Dianthus Medical Blog Archive

Clinical trial disclosure: myths and realities

I woke up this morning to news on BBC Radio 4's Today programme that a report by the Public Accounts Committee of the UK Parliament had found that only half of clinical trials are disclosed.

That's a statistic we've heard before. And as I've explained more than once before, it's not true. Nonetheless, zombie statistics are very hard to kill.

But the Today broadcast was worse than simply rehashing that old statistic on clinical trials disclosure, as it got various facts wrong which could easily confuse a casual listener. So I'd like to clear up a few things that weren't clear from Today.

Probably the biggest mistake Today made was to confuse "disclosed to regulators" with "disclosed in the public domain". According to Today, half of all trials are withheld from regulators. That's simply not true. Pharmaceutical companies are obliged to make the results of all their trials available to regulators. It's a condition of getting a drug license.

I think what they meant to say on Today was that half of trials are withheld from the general public. That's also not true, but it is closer to being true than claiming that they are withheld from regulators.

Here is what happens. If a drug is submitted to regulators for licensing, the regulators get to see all the trials. In an ideal world, all those trials would also be published in the public domain, although in practice, not all of them are. So the failure of disclosure is entirely about what enters the public domain, and not what regulators see. Clinical trials data not entering the public domain is of course a problem, but it's not the same problem as what was claimed on Today, who alleged that regulators don't see the data. That would be a far worse problem if it existed, but thankfully, it doesn't.

So how much data is "withheld" from the public domain?

First, I have a problem with the word "withheld" in this context. It implies some kind of grand conspiracy. In practice, there are many reasons why the results of trials don't get published. This may be because they are submitted to journals, but then rejected. It may be that they are not submitted in the first place because researchers know that they are likely to be rejected. Either way, there is no evidence that there is a systematic attempt to hide data.
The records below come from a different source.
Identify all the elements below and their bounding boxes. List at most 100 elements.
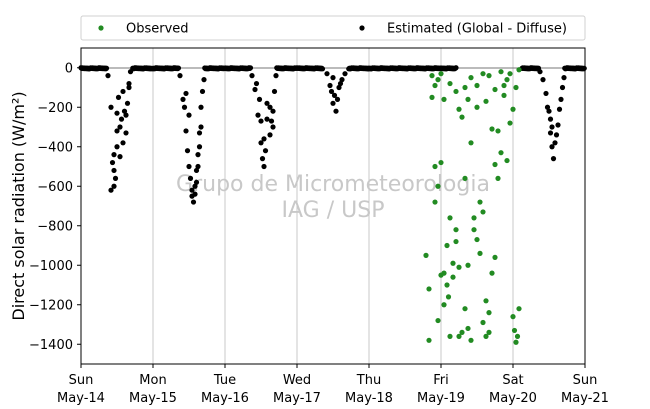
estimated-point [117,154,123,160]
observed-point [474,104,480,110]
x-tick-label-day: Wed [283,373,311,388]
estimated-point [253,80,260,87]
estimated-point [549,124,555,130]
observed-point [516,306,522,312]
observed-point [435,317,441,324]
observed-point [507,71,513,77]
observed-point [429,94,435,100]
estimated-point [105,73,111,79]
observed-point [492,254,498,260]
estimated-point [183,128,189,134]
x-axis: Sun May-14 Mon May-15 Tue May-16 Wed May-17 Thu M… [57,364,609,406]
y-axis-label: Direct solar radiation (W/m²) [9,91,28,320]
observed-point [480,319,486,326]
observed-point [471,227,477,233]
observed-point [432,199,438,205]
estimated-point [256,96,263,102]
x-tick-label-day: Sat [502,373,523,388]
estimated-point [342,71,348,77]
estimated-point [556,106,563,112]
estimated-point [319,66,326,72]
observed-point [504,157,510,164]
estimated-point [187,175,194,181]
estimated-point [112,175,119,181]
plot-frame [80,47,586,365]
observed-point [492,161,498,168]
estimated-point [264,100,270,106]
estimated-point [180,96,186,102]
observed-point [423,252,429,258]
x-tick-label-day: Sun [69,373,94,388]
observed-point [435,183,441,189]
observed-point [483,298,489,304]
estimated-point [268,118,275,124]
legend-frame [80,15,586,41]
x-tick-label-day: Mon [139,373,166,388]
estimated-point [123,130,129,136]
estimated-point [273,73,279,79]
observed-point [468,75,474,81]
estimated-point [108,104,114,110]
observed-point [471,215,477,221]
observed-point [441,96,447,102]
estimated-point [198,104,204,110]
estimated-point [192,183,198,189]
observed-point [456,333,462,339]
estimated-point [118,116,125,122]
estimated-point [547,116,554,122]
observed-point [435,77,441,83]
observed-point [480,71,486,77]
observed-point [444,282,450,288]
legend-estimated-marker [359,25,365,31]
x-tick-label-date: May-15 [129,391,177,406]
estimated-point [126,80,132,87]
observed-point [456,106,462,112]
estimated-point [561,75,567,81]
estimated-point [114,110,120,116]
estimated-point [196,144,203,150]
estimated-point [546,108,552,114]
estimated-point [111,183,117,189]
estimated-point [192,191,198,197]
observed-point [486,329,492,335]
estimated-point [327,82,333,89]
observed-point [453,227,459,233]
observed-point [474,236,480,243]
observed-point [438,272,444,278]
legend-estimated-label: Estimated (Global - Diffuse) [387,22,567,37]
x-tick-label-date: May-14 [57,391,105,406]
estimated-point [333,108,339,114]
observed-point [456,264,462,270]
estimated-point [126,84,132,91]
estimated-point [199,88,206,95]
estimated-point [270,108,276,114]
observed-point [486,73,492,79]
observed-point [459,329,465,335]
estimated-point [189,187,195,193]
legend-observed-label: Observed [126,22,189,37]
observed-point [498,69,504,75]
data-points [78,65,587,345]
observed-point [501,82,507,89]
x-tick-label-date: May-17 [273,391,321,406]
x-tick-label-day: Thu [356,373,381,388]
estimated-point [549,144,555,150]
estimated-point [537,69,543,75]
estimated-point [552,140,558,146]
estimated-point [108,187,114,193]
observed-point [465,325,471,332]
estimated-point [337,80,344,87]
observed-point [498,150,504,156]
observed-point [507,120,513,126]
x-tick-label-date: May-20 [489,391,537,406]
observed-point [438,159,444,166]
observed-point [483,98,489,104]
observed-point [465,262,471,268]
observed-point [516,67,522,73]
estimated-point [177,73,183,79]
estimated-point [195,152,201,158]
observed-point [477,199,483,205]
estimated-point [336,84,342,91]
x-tick-label-day: Sun [573,373,598,388]
observed-point [450,274,456,280]
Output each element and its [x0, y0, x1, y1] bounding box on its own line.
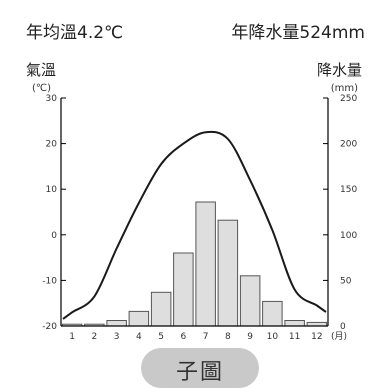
x-axis-tick-label: 12 — [311, 332, 322, 342]
right-axis-tick-label: 100 — [340, 231, 357, 241]
x-axis-tick-label: 8 — [225, 332, 231, 342]
left-axis-tick-label: 10 — [46, 185, 58, 195]
precipitation-bar — [284, 320, 305, 327]
right-axis-tick-label: 0 — [340, 322, 346, 332]
precipitation-bar — [173, 252, 194, 327]
left-axis-tick-label: -10 — [42, 276, 57, 286]
temperature-line — [62, 130, 327, 320]
precipitation-bar — [106, 320, 127, 327]
precipitation-bar — [217, 219, 239, 327]
left-axis-tick-label: 30 — [46, 94, 58, 104]
right-axis-unit: (mm) — [331, 83, 358, 94]
x-axis-tick-label: 6 — [181, 332, 187, 342]
right-axis-tick-label: 50 — [340, 276, 352, 286]
annual-precipitation-label: 年降水量524mm — [231, 23, 365, 43]
right-axis-tick-label: 200 — [340, 140, 357, 150]
chart-axes — [60, 97, 329, 327]
climate-chart: 年均溫4.2℃ 年降水量524mm 氣溫 (℃) 降水量 (mm) 302010… — [26, 23, 365, 342]
average-temperature-label: 年均溫4.2℃ — [26, 23, 123, 43]
left-axis-tick-label: 0 — [51, 231, 57, 241]
climate-chart-panel: 年均溫4.2℃ 年降水量524mm 氣溫 (℃) 降水量 (mm) 30 20 10… — [26, 23, 365, 388]
temperature-line-layer — [62, 130, 327, 320]
x-axis-unit: (月) — [331, 331, 347, 342]
precipitation-bar — [128, 310, 150, 327]
x-axis-tick-label: 7 — [203, 332, 209, 342]
sub-figure-tab-label: 子圖 — [175, 360, 224, 385]
precipitation-bar — [195, 201, 216, 327]
precipitation-bar — [239, 275, 261, 327]
right-axis-tick-label: 150 — [340, 185, 357, 195]
x-axis-tick-label: 2 — [92, 332, 98, 342]
left-axis-tick-label: -20 — [42, 322, 57, 332]
x-axis-tick-label: 4 — [136, 332, 142, 342]
precipitation-bar — [150, 291, 172, 327]
x-axis-tick-label: 11 — [289, 332, 300, 342]
left-axis-title: 氣溫 — [26, 61, 56, 79]
precipitation-bar — [262, 300, 283, 327]
left-axis-unit: (℃) — [32, 83, 51, 94]
x-axis-tick-label: 10 — [267, 332, 279, 342]
x-axis-tick-label: 5 — [158, 332, 164, 342]
x-axis-tick-label: 1 — [69, 332, 75, 342]
right-axis-title: 降水量 — [317, 61, 362, 79]
left-axis-tick-label: 20 — [46, 140, 58, 150]
x-axis-tick-label: 3 — [114, 332, 120, 342]
right-axis-tick-label: 250 — [340, 94, 357, 104]
sub-figure-tab[interactable]: 子圖 — [141, 348, 259, 388]
x-axis-tick-label: 9 — [247, 332, 253, 342]
precipitation-bars — [61, 201, 328, 327]
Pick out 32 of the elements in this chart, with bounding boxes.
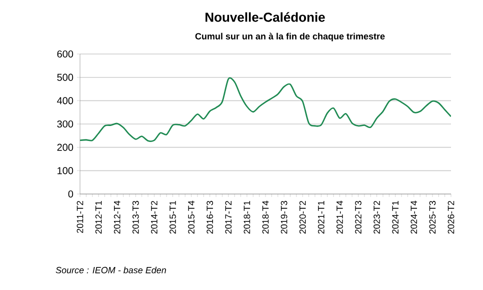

But looking at the actual figures for how much data doesn't make it into the public domain, the figure of 50% appears to have been accepted by the Public Accounts Committee, as we can read in paragraph 3 of their report. It looks like this was based on evidence from Ben Goldacre, who has been cheerfully promoting this figure as part of the marketing strategy for his latest book. The source he cites for the figure appears to be a report from the NIHR Health Technology Assessment programme published in 2010. There are 2 problems with that. First, the report doesn't actually say that only half of clinical trials have been published. Nowhere does it report a summary statistic for that measure. Second, although the report was published fairly recently, it is a review of the literature rather than new research, and many of the papers it reviews were published some time in the past. This is important, because publication practices have changed much in recent years, and results are now far more likely to be disclosed than they were in the 1990s when many of the studies in that report were done.

More recent studies tend to show much higher rates of disclosure. This study from 2010 found that 80% of studies were disclosed in the public domain, this study from 2013 (which included studies on some drugs that are not on the market, and so are arguably less of a priority for disclosure) found a 77% disclosure rate, and another study from 2013 (which included only licensed drugs) found an 89% disclosure rate.

The last study was mentioned on the Today programme, in an interview with Richard Bacon MP, one of the members of the Public Accounts Committee. Astonishingly, he claimed that it referred to events that have not yet happened. Here is what he said:

"The 90% figure that the industry's coming out with is talking about a proposal which was due to come into force in January 2014 which has now been delayed which would make sure that clinical trial data would be released from now on"

Whether he simply was unaware of what the study actually showed and unintentionally got his facts wrong or whether he was deliberately lying is something I wouldn't like to speculate about. Either way, listeners to the programme would have been badly misled.

Of course, it is true that less than 100% of clinical trials are disclosed, and that is something that needs to be addressed. We should not be happy until the clinical trials disclosure rate reaches 100%. It is also probably true that the recent figures of 80-90% disclosure were not true in the past: failure to publish has become less acceptable in recent years than it used to be in the 1990s. Those historical unpublished trials are also a problem. In an ideal world, they would all be published (though there are of course costs of doing so, and whether the costs outweigh the benefits for some of the older studies is a question that needs to be asked).

Let's be clear. Disclosure of clinical trials data is important. But so is getting your facts right. I think those who campaign for greater disclosure of clinical trials do themselves a great disservice and substantially weaken their case when they use dodgy data and misinformation to try to make their point.